JustMusic.fr : « Déchocage » sert de conclusion et d’intro au prochain projet. Tu penses déjà à la suite ?
Antoine Solo : Oui, et même activement (sourire).
Je suis sélectionné dans le projet ISMA, entre Le Plan (à Ris-Orangis) et l’EMC (à Malakoff). Pendant un an, je vais y développer un EP avec eux et il y aura un titre dont « Déchocage » est l’intro ! Et effectivement, dans le propos de mon EP Déchocage, c’est la renaissance, la survie, la réanimation à travers la musique.
JustMusic.fr : Tu dis vouloir parler de sujets forts, comme le suicide, mais avec énergie et espoir. Comment on aborde ça sans tomber dans le pathos ?
Antoine Solo : Je crois qu’il faut partir du quotidien.
Des petits gestes, des images simples, comme « clé, portable, j’ai rien oublié ».
C’est souvent là que se cachent les émotions les plus fortes.
Et puis il faut être tendre. Ne pas chercher à choquer, ni à se plaindre. Juste raconter, avec délicatesse.
Après, chacun a sa manière d’en parler, mais moi, c’est comme ça que j’arrive à rester vrai.
JustMusic.fr : Tu cherches une forme de « sincérité nue » dans tes textes. Ça veut dire quoi pour toi ?
Antoine Solo : Ça veut dire parler de qui on est, vraiment.
J’ai parfois ce défaut, que j’essaie de corriger, où j’écris sur la personne que j’aimerais être, pas sur celle que je suis, alors que la sincérité nue, c’est l’inverse, et je veux tendre vers ça.
C’est assumer les petits détails, les failles, les trucs dont on a honte. Tout ce qu’on ne dit pas dans la vraie vie, il faut l’écrire dans les chansons. C’est là que la vérité commence et que tu touches les gens.
JustMusic.fr : Tes influences comme Mk.gee, Dijon ou Jon Batiste sont très modernes. Qu’est-ce qui t’inspire chez eux ?
Antoine Solo : Leur innovation sonore.
Jon Batiste, par exemple, a une approche hyper organique, presque live, mais avec des textures modernes et c’est trop fort.
Ce sont des musiciens qui jouent, qui expérimentent, qui produisent, mais en gardant du jeu organique et hyper identifiable. C’est ça que j’aime chez eux.
C’est ce que je veux faire aussi : du moderne, mais avec la sensation d’un vrai pianiste, guitariste, qui joue chaque partie.
JustMusic.fr : Tu dis vouloir « redonner du sens à la musique pop ». C’est quoi une bonne chanson pop pour toi ?
Antoine Solo : Une bonne chanson pop, c’est une chanson qui sonne moderne, avec des mélodies accrocheuses, mais qui reste sincère et accessible.

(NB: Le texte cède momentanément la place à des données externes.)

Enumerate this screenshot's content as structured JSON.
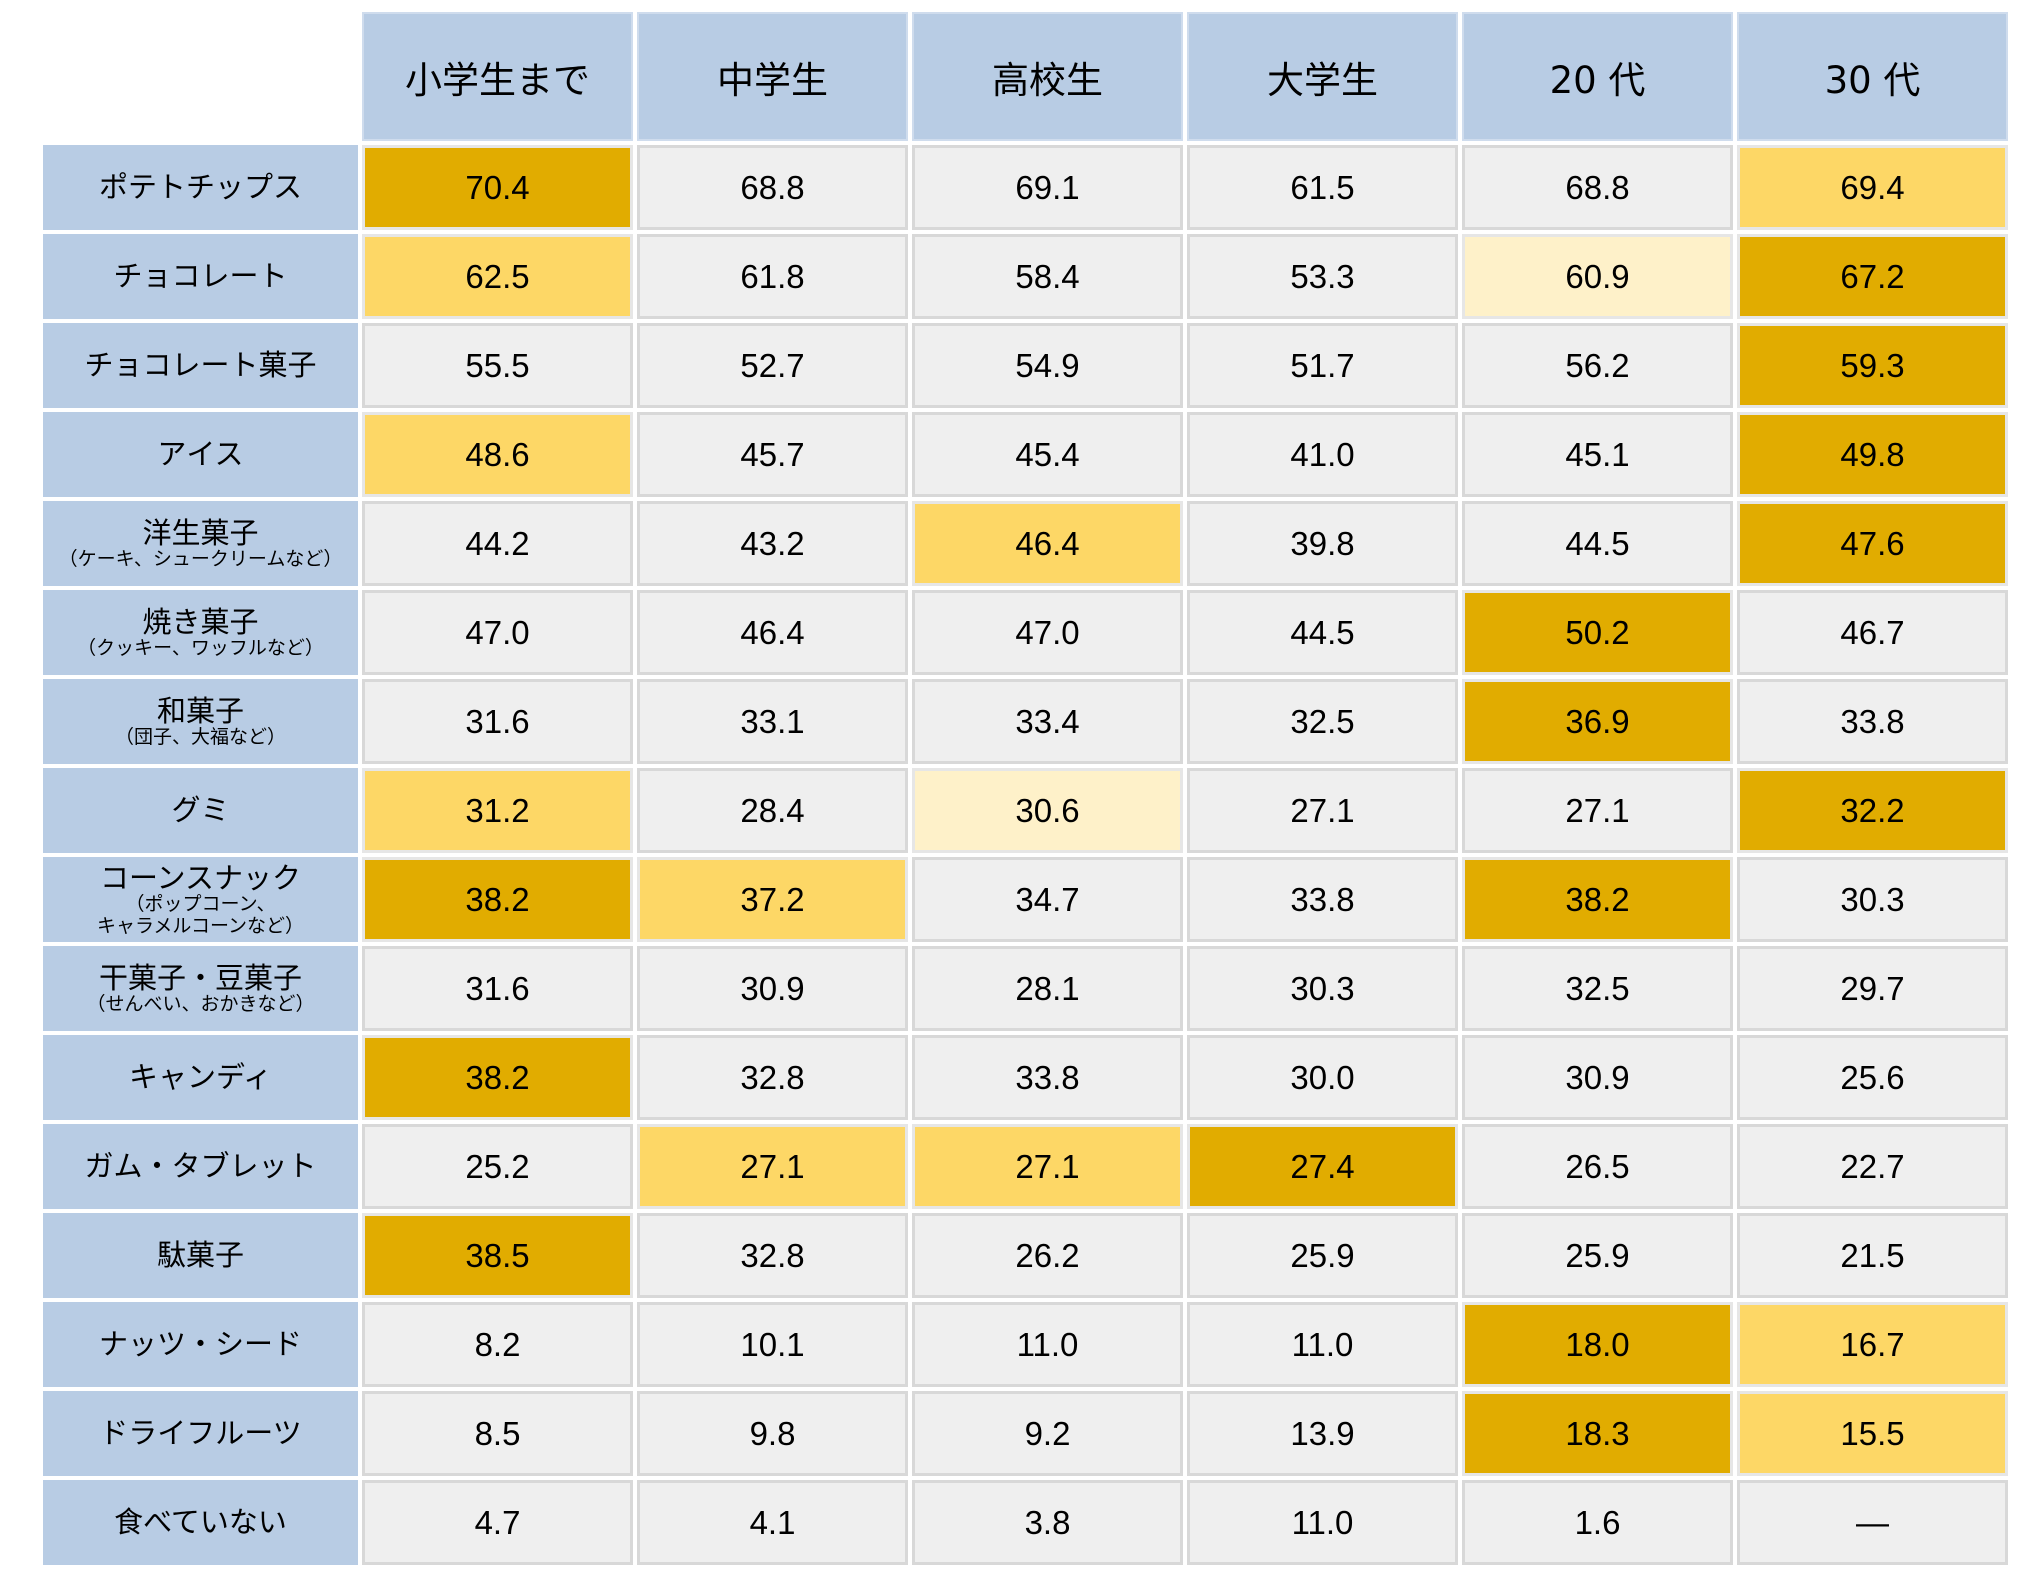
{
  "chart_data": {
    "type": "table",
    "columns": [
      "小学生まで",
      "中学生",
      "高校生",
      "大学生",
      "20 代",
      "30 代"
    ],
    "rows": [
      {
        "label": "ポテトチップス",
        "sublabel": [],
        "values": [
          "70.4",
          "68.8",
          "69.1",
          "61.5",
          "68.8",
          "69.4"
        ],
        "highlight": [
          3,
          0,
          0,
          0,
          0,
          2
        ]
      },
      {
        "label": "チョコレート",
        "sublabel": [],
        "values": [
          "62.5",
          "61.8",
          "58.4",
          "53.3",
          "60.9",
          "67.2"
        ],
        "highlight": [
          2,
          0,
          0,
          0,
          1,
          3
        ]
      },
      {
        "label": "チョコレート菓子",
        "sublabel": [],
        "values": [
          "55.5",
          "52.7",
          "54.9",
          "51.7",
          "56.2",
          "59.3"
        ],
        "highlight": [
          0,
          0,
          0,
          0,
          0,
          3
        ]
      },
      {
        "label": "アイス",
        "sublabel": [],
        "values": [
          "48.6",
          "45.7",
          "45.4",
          "41.0",
          "45.1",
          "49.8"
        ],
        "highlight": [
          2,
          0,
          0,
          0,
          0,
          3
        ]
      },
      {
        "label": "洋生菓子",
        "sublabel": [
          "（ケーキ、シュークリームなど）"
        ],
        "values": [
          "44.2",
          "43.2",
          "46.4",
          "39.8",
          "44.5",
          "47.6"
        ],
        "highlight": [
          0,
          0,
          2,
          0,
          0,
          3
        ]
      },
      {
        "label": "焼き菓子",
        "sublabel": [
          "（クッキー、ワッフルなど）"
        ],
        "values": [
          "47.0",
          "46.4",
          "47.0",
          "44.5",
          "50.2",
          "46.7"
        ],
        "highlight": [
          0,
          0,
          0,
          0,
          3,
          0
        ]
      },
      {
        "label": "和菓子",
        "sublabel": [
          "（団子、大福など）"
        ],
        "values": [
          "31.6",
          "33.1",
          "33.4",
          "32.5",
          "36.9",
          "33.8"
        ],
        "highlight": [
          0,
          0,
          0,
          0,
          3,
          0
        ]
      },
      {
        "label": "グミ",
        "sublabel": [],
        "values": [
          "31.2",
          "28.4",
          "30.6",
          "27.1",
          "27.1",
          "32.2"
        ],
        "highlight": [
          2,
          0,
          1,
          0,
          0,
          3
        ]
      },
      {
        "label": "コーンスナック",
        "sublabel": [
          "（ポップコーン、",
          "キャラメルコーンなど）"
        ],
        "values": [
          "38.2",
          "37.2",
          "34.7",
          "33.8",
          "38.2",
          "30.3"
        ],
        "highlight": [
          3,
          2,
          0,
          0,
          3,
          0
        ]
      },
      {
        "label": "干菓子・豆菓子",
        "sublabel": [
          "（せんべい、おかきなど）"
        ],
        "values": [
          "31.6",
          "30.9",
          "28.1",
          "30.3",
          "32.5",
          "29.7"
        ],
        "highlight": [
          0,
          0,
          0,
          0,
          0,
          0
        ]
      },
      {
        "label": "キャンディ",
        "sublabel": [],
        "values": [
          "38.2",
          "32.8",
          "33.8",
          "30.0",
          "30.9",
          "25.6"
        ],
        "highlight": [
          3,
          0,
          0,
          0,
          0,
          0
        ]
      },
      {
        "label": "ガム・タブレット",
        "sublabel": [],
        "values": [
          "25.2",
          "27.1",
          "27.1",
          "27.4",
          "26.5",
          "22.7"
        ],
        "highlight": [
          0,
          2,
          2,
          3,
          0,
          0
        ]
      },
      {
        "label": "駄菓子",
        "sublabel": [],
        "values": [
          "38.5",
          "32.8",
          "26.2",
          "25.9",
          "25.9",
          "21.5"
        ],
        "highlight": [
          3,
          0,
          0,
          0,
          0,
          0
        ]
      },
      {
        "label": "ナッツ・シード",
        "sublabel": [],
        "values": [
          "8.2",
          "10.1",
          "11.0",
          "11.0",
          "18.0",
          "16.7"
        ],
        "highlight": [
          0,
          0,
          0,
          0,
          3,
          2
        ]
      },
      {
        "label": "ドライフルーツ",
        "sublabel": [],
        "values": [
          "8.5",
          "9.8",
          "9.2",
          "13.9",
          "18.3",
          "15.5"
        ],
        "highlight": [
          0,
          0,
          0,
          0,
          3,
          2
        ]
      },
      {
        "label": "食べていない",
        "sublabel": [],
        "values": [
          "4.7",
          "4.1",
          "3.8",
          "11.0",
          "1.6",
          "―"
        ],
        "highlight": [
          0,
          0,
          0,
          0,
          0,
          0
        ]
      }
    ],
    "highlight_colors": {
      "1": "#fef1c9",
      "2": "#fdd766",
      "3": "#e1ac00"
    },
    "header_color": "#b8cce4",
    "cell_color": "#efefef"
  }
}
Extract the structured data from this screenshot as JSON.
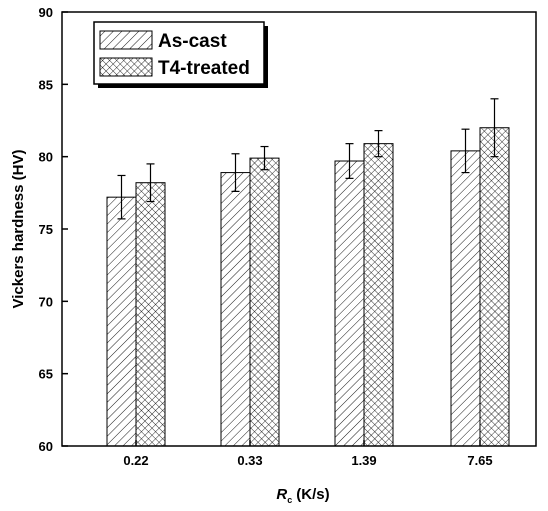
{
  "chart_data": {
    "type": "bar",
    "categories": [
      "0.22",
      "0.33",
      "1.39",
      "7.65"
    ],
    "series": [
      {
        "name": "As-cast",
        "values": [
          77.2,
          78.9,
          79.7,
          80.4
        ],
        "errors": [
          1.5,
          1.3,
          1.2,
          1.5
        ],
        "pattern": "diagonal-hatch"
      },
      {
        "name": "T4-treated",
        "values": [
          78.2,
          79.9,
          80.9,
          82.0
        ],
        "errors": [
          1.3,
          0.8,
          0.9,
          2.0
        ],
        "pattern": "crosshatch"
      }
    ],
    "ylim": [
      60,
      90
    ],
    "yticks": [
      "60",
      "65",
      "70",
      "75",
      "80",
      "85",
      "90"
    ],
    "ylabel": "Vickers hardness (HV)",
    "xlabel_main": "R",
    "xlabel_sub": "c",
    "xlabel_unit": "(K/s)",
    "legend_position": "top-left",
    "grid": false
  }
}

C’est une chanson qui ne se prend pas au sérieux, mais qui dit quelque chose de vrai.
Et surtout, elle doit faire bouger. Si les gens ne tapent pas du pied, on a raté quelque chose.
JustMusic.fr : Tu dis espérer arriver à Bercy dans 15 ou 20 ans. Qu’est-ce que tu imagines d’ici là ?
Antoine Solo : Déjà, La Cigale, le Trianon, l’Olympia… et la Maroquinerie, j’aimerais beaucoup.
Et puis jouer ailleurs qu’à Paris, surtout dans le Sud, là d’où je viens. Jouer à Toulon, ce serait symbolique.
J’ai envie de tout faire : des albums, des EPs, des festivals… Je veux juste que ça vive, partout.
JustMusic.fr : Et pour finir, qu’aimerais-tu que les gens ressentent en écoutant ton EP ?
Antoine Solo : J’aimerais qu’ils ressentent ce que j’ai ressenti en le faisant : la douleur, la perte, mais aussi la joie, la fête, l’envie de vivre.
Qu’ils dansent, qu’ils chantent, qu’ils comprennent que même dans la souffrance, il y a de la lumière. Parce que c’est ça, « Excès de vie » : un cri d’amour à la vie, même quand elle fait mal.